作者と作業が相互依存的であることを説明し、それらが独立して存在することはできないと論じています。
無因論(原因なしに物事が生じるという考え)を批判し、それが導く論理的矛盾を指摘しています。
罪福や因果、涅槃などの概念も、作者と作業の実在性が否定されることで影響を受けることを述べています。
「因業有作者、因作者有業」(業によって作者があり、作者によって業がある)という相互依存的な関係を説明しています。
この分析方法は、受と受者(経験とその主体)にも適用でき、さらにはすべての現象にも適用できると述べています。
最終的に、第一義諦(究極の真理)においては、作者も作業も実在しないことを主張しています。
この章は、中観思想の核心である空の概念を、行為と行為者の関係性を通じて論じており、現象の相互依存性と非実体性を強調しています。
因業有作者 因作者有業
成業義如是 更無有餘事
業があるから作者があり、作者があるから業がある。
業の意味はこのように成り立ち、他に何もない。
業にはもともと決まったものはありません。

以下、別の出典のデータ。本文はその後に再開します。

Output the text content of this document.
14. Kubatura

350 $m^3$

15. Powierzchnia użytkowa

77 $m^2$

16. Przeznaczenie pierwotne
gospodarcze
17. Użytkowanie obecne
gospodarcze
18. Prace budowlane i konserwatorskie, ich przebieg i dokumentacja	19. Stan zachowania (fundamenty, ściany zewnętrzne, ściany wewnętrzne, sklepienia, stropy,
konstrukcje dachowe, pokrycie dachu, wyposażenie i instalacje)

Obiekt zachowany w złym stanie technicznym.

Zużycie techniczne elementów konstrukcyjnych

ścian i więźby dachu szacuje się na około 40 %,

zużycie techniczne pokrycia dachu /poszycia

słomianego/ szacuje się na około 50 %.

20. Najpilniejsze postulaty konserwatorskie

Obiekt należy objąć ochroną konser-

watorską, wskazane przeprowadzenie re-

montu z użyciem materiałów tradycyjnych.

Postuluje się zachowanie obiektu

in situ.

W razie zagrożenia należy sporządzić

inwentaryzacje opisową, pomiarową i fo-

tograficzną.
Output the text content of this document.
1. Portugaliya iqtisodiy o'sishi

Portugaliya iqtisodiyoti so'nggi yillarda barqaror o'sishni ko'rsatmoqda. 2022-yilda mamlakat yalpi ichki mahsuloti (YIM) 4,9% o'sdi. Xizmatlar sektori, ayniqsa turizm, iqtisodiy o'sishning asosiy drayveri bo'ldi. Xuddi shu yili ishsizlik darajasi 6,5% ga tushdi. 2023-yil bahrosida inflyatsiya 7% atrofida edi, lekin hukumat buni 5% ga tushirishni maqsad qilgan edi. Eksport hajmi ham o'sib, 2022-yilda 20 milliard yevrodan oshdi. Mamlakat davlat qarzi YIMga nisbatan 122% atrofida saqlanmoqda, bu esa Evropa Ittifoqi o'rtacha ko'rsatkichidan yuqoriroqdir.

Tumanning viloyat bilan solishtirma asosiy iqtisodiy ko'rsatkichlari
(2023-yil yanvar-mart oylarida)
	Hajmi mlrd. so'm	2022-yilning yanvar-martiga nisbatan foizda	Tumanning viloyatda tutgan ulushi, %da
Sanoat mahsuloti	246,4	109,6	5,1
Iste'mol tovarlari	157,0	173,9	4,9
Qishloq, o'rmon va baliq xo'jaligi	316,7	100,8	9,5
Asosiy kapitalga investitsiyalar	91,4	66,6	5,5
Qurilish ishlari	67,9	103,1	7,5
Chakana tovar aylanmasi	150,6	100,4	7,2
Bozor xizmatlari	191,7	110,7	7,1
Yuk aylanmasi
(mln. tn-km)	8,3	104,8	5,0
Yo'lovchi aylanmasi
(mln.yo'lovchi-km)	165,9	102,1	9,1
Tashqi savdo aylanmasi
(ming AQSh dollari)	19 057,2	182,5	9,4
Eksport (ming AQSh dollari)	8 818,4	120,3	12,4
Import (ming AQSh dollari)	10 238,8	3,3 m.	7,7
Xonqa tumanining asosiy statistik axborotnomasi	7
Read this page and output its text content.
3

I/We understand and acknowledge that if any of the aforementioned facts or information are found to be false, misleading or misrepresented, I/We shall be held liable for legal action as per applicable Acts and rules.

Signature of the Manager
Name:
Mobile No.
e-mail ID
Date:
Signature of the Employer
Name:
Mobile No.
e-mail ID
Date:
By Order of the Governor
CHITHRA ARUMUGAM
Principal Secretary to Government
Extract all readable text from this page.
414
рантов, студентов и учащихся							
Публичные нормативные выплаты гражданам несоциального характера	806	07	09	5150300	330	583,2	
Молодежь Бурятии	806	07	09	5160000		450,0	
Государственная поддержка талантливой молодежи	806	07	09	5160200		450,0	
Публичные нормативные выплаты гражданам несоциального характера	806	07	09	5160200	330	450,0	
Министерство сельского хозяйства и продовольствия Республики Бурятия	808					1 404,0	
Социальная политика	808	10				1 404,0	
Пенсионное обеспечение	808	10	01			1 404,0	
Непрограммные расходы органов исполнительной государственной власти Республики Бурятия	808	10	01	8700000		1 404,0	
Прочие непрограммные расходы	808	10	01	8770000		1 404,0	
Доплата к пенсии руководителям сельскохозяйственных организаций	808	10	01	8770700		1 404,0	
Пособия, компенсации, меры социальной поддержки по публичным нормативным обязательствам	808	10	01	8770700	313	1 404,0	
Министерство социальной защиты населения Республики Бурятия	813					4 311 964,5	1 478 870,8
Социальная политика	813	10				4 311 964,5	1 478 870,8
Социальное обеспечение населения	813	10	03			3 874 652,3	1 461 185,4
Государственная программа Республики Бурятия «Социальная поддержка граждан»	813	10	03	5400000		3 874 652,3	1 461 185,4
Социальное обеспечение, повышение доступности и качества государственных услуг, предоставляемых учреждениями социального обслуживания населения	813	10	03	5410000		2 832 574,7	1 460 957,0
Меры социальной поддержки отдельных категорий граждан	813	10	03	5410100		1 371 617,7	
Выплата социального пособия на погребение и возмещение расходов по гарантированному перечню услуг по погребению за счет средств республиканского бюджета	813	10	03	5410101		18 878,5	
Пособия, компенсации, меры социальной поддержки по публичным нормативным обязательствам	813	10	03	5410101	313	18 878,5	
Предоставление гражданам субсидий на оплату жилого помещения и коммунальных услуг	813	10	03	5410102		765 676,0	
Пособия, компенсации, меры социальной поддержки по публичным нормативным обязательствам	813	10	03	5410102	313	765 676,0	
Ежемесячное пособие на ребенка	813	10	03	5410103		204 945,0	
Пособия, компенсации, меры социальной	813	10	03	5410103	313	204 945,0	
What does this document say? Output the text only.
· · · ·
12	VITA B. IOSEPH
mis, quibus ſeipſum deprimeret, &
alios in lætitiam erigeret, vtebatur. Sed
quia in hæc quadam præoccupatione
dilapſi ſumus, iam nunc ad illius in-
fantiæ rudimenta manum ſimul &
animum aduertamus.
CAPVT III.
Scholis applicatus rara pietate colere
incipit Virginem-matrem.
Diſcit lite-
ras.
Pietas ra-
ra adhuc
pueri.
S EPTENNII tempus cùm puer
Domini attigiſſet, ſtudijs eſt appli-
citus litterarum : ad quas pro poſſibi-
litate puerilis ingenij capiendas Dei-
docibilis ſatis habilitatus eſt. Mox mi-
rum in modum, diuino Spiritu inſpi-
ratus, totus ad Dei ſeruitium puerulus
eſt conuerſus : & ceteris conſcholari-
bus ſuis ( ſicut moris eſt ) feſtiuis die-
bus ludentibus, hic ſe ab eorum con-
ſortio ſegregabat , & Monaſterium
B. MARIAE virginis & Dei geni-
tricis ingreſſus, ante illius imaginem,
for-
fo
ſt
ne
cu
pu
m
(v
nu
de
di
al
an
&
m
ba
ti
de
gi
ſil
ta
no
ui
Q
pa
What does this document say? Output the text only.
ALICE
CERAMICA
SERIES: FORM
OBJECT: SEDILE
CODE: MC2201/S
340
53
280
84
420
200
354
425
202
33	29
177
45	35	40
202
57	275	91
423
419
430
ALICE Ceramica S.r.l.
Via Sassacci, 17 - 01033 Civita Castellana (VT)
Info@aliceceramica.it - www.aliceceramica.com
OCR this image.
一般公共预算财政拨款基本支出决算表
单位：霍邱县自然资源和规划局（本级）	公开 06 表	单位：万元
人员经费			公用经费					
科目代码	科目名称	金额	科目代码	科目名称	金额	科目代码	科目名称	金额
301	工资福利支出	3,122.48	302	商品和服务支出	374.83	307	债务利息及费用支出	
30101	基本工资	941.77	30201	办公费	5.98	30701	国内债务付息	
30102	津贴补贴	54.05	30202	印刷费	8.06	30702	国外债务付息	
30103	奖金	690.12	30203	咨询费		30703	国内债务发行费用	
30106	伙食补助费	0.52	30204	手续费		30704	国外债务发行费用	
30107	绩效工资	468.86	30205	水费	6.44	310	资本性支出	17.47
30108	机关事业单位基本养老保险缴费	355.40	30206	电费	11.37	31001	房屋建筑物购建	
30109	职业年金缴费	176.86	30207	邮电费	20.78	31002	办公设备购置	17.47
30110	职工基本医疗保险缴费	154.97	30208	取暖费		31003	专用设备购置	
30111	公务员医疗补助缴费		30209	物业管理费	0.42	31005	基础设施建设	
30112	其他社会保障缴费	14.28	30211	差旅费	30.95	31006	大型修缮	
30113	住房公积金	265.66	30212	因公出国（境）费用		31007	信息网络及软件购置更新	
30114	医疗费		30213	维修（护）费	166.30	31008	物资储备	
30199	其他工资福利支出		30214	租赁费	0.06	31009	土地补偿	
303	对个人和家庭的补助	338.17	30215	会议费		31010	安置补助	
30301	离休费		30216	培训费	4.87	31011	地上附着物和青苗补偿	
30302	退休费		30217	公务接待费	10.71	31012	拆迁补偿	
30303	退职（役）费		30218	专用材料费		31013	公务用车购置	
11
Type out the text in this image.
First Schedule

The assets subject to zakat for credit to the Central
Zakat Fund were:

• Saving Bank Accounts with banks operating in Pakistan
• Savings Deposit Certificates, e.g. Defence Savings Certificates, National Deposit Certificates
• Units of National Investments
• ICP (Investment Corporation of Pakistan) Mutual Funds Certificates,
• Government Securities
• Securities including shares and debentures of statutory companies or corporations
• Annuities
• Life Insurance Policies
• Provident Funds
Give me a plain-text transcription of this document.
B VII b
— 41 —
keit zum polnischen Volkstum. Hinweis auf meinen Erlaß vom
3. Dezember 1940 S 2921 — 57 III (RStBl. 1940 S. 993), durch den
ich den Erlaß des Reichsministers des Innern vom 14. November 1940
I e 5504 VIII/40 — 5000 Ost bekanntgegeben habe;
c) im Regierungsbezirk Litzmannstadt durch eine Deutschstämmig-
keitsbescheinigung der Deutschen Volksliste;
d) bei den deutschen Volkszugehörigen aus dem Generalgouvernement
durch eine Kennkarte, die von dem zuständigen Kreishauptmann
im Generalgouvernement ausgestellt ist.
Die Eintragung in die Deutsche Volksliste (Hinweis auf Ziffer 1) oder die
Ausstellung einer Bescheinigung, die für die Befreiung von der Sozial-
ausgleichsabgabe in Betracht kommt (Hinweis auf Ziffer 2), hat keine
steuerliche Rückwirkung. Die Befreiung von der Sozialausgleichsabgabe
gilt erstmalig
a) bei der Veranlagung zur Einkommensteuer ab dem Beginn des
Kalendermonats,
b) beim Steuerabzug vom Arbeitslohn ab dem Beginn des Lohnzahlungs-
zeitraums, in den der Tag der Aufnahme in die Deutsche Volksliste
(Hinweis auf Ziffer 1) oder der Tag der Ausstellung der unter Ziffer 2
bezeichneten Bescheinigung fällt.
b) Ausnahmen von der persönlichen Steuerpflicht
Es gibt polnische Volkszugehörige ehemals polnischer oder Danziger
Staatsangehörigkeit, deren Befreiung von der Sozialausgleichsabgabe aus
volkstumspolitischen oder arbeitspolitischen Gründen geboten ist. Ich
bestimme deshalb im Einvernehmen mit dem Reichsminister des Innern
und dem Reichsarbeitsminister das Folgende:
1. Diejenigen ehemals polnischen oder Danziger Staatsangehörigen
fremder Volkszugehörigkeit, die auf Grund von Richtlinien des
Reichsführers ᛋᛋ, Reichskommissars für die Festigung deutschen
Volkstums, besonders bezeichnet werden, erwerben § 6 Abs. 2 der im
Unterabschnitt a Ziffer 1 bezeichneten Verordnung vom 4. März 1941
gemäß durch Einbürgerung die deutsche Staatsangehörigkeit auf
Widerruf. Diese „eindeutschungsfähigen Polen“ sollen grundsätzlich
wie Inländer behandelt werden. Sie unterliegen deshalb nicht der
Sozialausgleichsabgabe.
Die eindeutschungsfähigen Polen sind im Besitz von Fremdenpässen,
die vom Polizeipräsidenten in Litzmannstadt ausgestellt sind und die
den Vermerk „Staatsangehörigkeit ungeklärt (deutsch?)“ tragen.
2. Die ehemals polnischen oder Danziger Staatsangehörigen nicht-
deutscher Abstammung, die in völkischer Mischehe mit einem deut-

人によって業が起こり、業によって作者があります。作者もまた決まったものではありません。作業があるから作者と呼ばれるのです。この二つのことが和合するので、作と作者が成り立ちます。もし和合から生じるなら自性はありません。自性がないので空です。空であれば何も生じません。ただ凡夫の思い込みと分別によって、作業があり作者があると言うのです。究極の真理においては、作業も作者もありません。
如破作作者 受受者亦爾
及一切諸法 亦應如是破
作と作者を破るように、受と受者もまた同じです。
そして一切の諸法も、同様に破るべきです。
作と作者が離れられないように、離れられないがゆえに決定せず、決定しないがゆえに自性がありません。受と受者も同様です。受とは五蘊の身のことで、受者は人のことです。このように、人を離れては五蘊はなく、五蘊を離れては人はありません。ただ多くの縁から生じるのみで、受と受者のようです。他のすべての法も、同様に破るべきです。